4.1 Structure des compétences

En fait, il est très difficile de distinguer ou de classer les connaissances d'un professionnel selon des disciplines. La logique d'organisation des connaissances n'est pas disciplinaire, car l'activité d'un professionnel, à quelque niveau hiérarchique qu'il soit, se place dans une dynamique d'action. Par exemple Samurçay et Pastré (1995) montrent que des opérateurs en charge de la conduite des hauts-fourneaux et ceux pilotant des presses d'injection plastique élaborent des connaissances opératoires, qui ont pour propriété de ne retenir que les caractéristiques observables des machines et de la matière qui sont utiles par rapport au but de l'activité réalisée. Dans le domaine de la santé, Dodier (1993) insiste sur le fait que l'expertise du médecin du travail s'appuie sur des connaissances organisées en modèles d'action, auquel il se réfère tour à tour selon les circonstances.

C'est pour cette raison que nous parlons de systèmes de connaissances, formant ainsi des compétences opératoires pour un domaine de situations données (Hoc, 1991). Dans cette perspective, les dualités courantes entre connaissances sur les faits et connaissances pour l'action, connaissances expertes et connaissances communes, dimensions cognitives et normatives, connaissances techniques et sociales sont à questionner (Pharo, 1985 ; Dodier, 1993).

  • Il est courant de distinguer en psychologie et ergonomie, deux sortes de connaissances, les connaissances déclaratives et les connaissances procédurales (De Montmollin, 1995 ; Richard, Bonnet et Ghiglione, 1990). Les premières portent sur des propriétés et des relations et sont, de ce fait assez éloignées de l'action concrète. Exemple : le réseau hydraulique comporte quatre pompe. Les secondes sont au contraire beaucoup plus proche de l'action concrète car elles spécifient des structures de contrôle directement utilisables pour agir. Exemple : pour mettre en marche le réseau hydraulique, il faut faire démarrer les quatre pompes dans tel ordre. Mais en fait, il est difficile de procéder à cette distinction chez un professionnel. Certains connaissances considérées comme déclaratives au premier abord, se révèlent en partie procédurales et inversement. Pour reprendre l'exemple ci-dessus, les quatres pompes peuvent avoir des signes distinctifs (connaissances déclaratives) qui servent de repère à un technicien pour retenir l'ordre de mise en marche (connaissances procédurales).
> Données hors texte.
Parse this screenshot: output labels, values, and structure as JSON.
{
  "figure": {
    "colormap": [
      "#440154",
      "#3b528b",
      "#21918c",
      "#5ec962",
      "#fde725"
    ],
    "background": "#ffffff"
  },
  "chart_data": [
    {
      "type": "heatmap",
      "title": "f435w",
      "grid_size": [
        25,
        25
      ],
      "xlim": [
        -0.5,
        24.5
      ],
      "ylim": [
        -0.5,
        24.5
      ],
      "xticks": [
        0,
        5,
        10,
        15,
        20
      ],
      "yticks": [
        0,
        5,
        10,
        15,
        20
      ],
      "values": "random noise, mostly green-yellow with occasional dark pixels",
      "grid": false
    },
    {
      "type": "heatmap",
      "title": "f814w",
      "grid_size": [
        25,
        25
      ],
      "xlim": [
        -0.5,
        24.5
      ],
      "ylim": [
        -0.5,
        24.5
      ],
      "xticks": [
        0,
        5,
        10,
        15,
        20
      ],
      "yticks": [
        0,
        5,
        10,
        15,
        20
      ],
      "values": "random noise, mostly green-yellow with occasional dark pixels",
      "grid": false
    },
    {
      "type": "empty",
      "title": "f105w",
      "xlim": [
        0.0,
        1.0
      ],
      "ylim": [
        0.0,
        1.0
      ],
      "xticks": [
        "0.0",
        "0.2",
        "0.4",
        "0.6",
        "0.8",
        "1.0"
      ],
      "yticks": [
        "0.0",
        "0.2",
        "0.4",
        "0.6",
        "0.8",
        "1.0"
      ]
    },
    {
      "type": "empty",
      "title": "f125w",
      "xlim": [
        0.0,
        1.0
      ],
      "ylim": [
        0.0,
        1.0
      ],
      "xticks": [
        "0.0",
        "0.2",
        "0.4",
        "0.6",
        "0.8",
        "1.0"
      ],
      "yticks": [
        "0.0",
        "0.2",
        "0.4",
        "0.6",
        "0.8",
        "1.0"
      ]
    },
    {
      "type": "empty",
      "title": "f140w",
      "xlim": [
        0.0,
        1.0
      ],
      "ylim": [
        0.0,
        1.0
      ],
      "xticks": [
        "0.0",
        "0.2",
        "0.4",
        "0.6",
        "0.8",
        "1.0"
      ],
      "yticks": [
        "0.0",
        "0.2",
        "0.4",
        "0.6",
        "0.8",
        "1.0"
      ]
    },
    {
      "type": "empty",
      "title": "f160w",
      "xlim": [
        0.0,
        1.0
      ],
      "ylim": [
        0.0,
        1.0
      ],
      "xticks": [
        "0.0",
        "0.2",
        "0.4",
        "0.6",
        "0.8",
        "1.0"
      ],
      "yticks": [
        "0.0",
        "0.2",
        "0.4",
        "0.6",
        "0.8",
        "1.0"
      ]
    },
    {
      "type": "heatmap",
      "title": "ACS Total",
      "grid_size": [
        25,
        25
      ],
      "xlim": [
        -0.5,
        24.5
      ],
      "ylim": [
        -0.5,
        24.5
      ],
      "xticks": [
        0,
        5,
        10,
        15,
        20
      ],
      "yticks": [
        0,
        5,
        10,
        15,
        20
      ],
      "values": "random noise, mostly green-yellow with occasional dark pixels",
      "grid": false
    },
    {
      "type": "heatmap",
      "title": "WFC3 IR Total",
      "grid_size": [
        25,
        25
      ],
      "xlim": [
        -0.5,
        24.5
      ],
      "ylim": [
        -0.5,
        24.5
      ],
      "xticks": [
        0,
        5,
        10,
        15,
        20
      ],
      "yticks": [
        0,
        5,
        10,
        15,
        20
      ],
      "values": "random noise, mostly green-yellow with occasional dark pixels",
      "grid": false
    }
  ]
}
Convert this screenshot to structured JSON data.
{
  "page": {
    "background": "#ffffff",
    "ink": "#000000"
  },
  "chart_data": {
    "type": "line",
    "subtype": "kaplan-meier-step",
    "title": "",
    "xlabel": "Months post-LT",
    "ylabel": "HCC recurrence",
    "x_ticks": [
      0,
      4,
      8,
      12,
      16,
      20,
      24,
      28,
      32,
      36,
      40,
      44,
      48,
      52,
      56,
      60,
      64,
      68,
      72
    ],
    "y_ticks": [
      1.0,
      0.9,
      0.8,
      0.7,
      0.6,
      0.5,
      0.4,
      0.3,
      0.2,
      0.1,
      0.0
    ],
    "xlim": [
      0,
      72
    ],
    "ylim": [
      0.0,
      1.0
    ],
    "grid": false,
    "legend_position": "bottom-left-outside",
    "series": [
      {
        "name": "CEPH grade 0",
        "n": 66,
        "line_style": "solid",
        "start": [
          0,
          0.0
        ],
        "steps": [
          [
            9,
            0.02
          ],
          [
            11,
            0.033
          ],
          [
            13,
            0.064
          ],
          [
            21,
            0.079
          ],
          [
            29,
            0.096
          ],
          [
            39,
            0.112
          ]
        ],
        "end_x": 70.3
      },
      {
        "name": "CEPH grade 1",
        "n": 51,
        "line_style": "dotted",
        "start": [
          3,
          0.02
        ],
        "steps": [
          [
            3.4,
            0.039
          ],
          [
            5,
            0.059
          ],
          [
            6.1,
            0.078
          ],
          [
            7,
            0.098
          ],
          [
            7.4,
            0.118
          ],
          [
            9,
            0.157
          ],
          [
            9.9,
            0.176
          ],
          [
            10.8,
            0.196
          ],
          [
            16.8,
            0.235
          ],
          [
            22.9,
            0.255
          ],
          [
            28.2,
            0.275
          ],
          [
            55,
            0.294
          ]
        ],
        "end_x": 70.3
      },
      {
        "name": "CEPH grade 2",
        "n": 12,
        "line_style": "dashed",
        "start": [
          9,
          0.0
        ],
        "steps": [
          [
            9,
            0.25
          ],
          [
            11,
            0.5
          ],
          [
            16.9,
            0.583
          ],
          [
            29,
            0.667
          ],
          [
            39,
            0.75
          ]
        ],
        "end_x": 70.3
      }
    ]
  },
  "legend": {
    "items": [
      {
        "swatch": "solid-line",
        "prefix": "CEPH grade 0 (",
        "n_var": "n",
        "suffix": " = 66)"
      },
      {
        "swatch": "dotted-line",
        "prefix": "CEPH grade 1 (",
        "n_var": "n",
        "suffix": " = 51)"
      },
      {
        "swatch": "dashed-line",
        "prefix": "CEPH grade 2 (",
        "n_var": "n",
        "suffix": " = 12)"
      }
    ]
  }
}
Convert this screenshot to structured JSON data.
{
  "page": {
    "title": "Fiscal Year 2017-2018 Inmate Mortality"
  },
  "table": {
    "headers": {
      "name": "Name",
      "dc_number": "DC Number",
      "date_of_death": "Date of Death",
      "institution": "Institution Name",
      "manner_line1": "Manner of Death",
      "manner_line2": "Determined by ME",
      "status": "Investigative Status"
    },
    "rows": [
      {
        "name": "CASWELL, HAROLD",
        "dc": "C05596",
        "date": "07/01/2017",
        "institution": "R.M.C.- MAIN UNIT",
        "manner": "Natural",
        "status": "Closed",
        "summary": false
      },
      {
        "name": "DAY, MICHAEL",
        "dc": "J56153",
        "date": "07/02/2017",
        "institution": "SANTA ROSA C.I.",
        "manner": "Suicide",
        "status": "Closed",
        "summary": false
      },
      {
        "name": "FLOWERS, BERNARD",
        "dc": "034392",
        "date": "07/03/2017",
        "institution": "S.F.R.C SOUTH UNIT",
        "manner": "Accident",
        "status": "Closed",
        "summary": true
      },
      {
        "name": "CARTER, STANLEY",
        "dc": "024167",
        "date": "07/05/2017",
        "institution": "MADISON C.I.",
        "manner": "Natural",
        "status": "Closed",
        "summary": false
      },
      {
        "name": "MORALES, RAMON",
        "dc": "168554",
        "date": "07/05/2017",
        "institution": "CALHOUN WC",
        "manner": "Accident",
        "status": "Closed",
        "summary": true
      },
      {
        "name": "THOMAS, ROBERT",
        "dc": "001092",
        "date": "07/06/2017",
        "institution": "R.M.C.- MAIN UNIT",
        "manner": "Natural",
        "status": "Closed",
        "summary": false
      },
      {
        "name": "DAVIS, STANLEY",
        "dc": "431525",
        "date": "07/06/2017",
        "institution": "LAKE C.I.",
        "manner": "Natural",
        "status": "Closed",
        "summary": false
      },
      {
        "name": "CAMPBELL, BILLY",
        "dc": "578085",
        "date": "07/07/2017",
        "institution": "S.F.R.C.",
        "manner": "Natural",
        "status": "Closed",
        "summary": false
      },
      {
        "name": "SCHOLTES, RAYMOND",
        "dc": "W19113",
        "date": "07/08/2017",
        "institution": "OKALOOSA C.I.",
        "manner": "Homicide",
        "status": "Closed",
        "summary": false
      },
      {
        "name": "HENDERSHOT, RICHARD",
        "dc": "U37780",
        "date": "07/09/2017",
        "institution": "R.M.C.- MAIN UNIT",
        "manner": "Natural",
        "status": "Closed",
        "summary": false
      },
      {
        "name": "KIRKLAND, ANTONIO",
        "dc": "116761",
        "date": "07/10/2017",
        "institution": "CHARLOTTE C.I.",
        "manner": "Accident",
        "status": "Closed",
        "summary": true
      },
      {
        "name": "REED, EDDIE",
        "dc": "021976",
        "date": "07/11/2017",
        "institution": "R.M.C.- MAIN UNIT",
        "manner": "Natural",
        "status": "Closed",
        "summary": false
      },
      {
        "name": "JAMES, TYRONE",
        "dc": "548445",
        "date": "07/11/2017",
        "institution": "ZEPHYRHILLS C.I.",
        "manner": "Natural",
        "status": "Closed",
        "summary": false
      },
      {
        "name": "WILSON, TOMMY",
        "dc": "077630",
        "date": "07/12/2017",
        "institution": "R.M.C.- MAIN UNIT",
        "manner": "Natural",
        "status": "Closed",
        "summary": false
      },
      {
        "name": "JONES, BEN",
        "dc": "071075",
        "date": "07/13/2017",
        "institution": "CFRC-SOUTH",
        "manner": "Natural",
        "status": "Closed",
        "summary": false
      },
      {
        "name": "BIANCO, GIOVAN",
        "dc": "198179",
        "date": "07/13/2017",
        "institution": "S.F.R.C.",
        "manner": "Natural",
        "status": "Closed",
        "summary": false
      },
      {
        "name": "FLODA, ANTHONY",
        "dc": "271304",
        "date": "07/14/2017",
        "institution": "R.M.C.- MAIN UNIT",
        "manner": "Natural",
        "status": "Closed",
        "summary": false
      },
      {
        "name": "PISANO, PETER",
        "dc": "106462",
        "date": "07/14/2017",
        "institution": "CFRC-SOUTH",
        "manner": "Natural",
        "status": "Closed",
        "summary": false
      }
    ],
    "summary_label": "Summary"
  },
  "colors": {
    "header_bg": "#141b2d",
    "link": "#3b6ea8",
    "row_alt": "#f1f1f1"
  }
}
  • La dualité connaissances savantes, connaissances communes perd de sa pertinence lorsque l'on étudie les compétences des acteurs professionnels. Cette remarque ne vaut pas seulement pour des acteurs très opérationnels car les recherches conduites en sociologie des sciences et techniques montrent que les scientifiques ou technologues ne sont pas des professionnels à part sur ce point (Latour, 1989). L'observation attentive de scientifiques et d'ingénieurs montre clairement qu'ils mobilisent aussi des connaissances que l'on qualifierait d'ordinaires. Certaines s'apparentent à des automatismes et à des règles routinières. Elles sont issues d'actions antérieures, très liées aux caractéristiques de leurs environnements de travail et bien loin d'une prétention à validité universelle (Dodier, 1993). Finalement, il faut retenir que concepts savants et connaissances empiriques s'entremêlent étroitement chez les professionnels, de façon variable selon les situations.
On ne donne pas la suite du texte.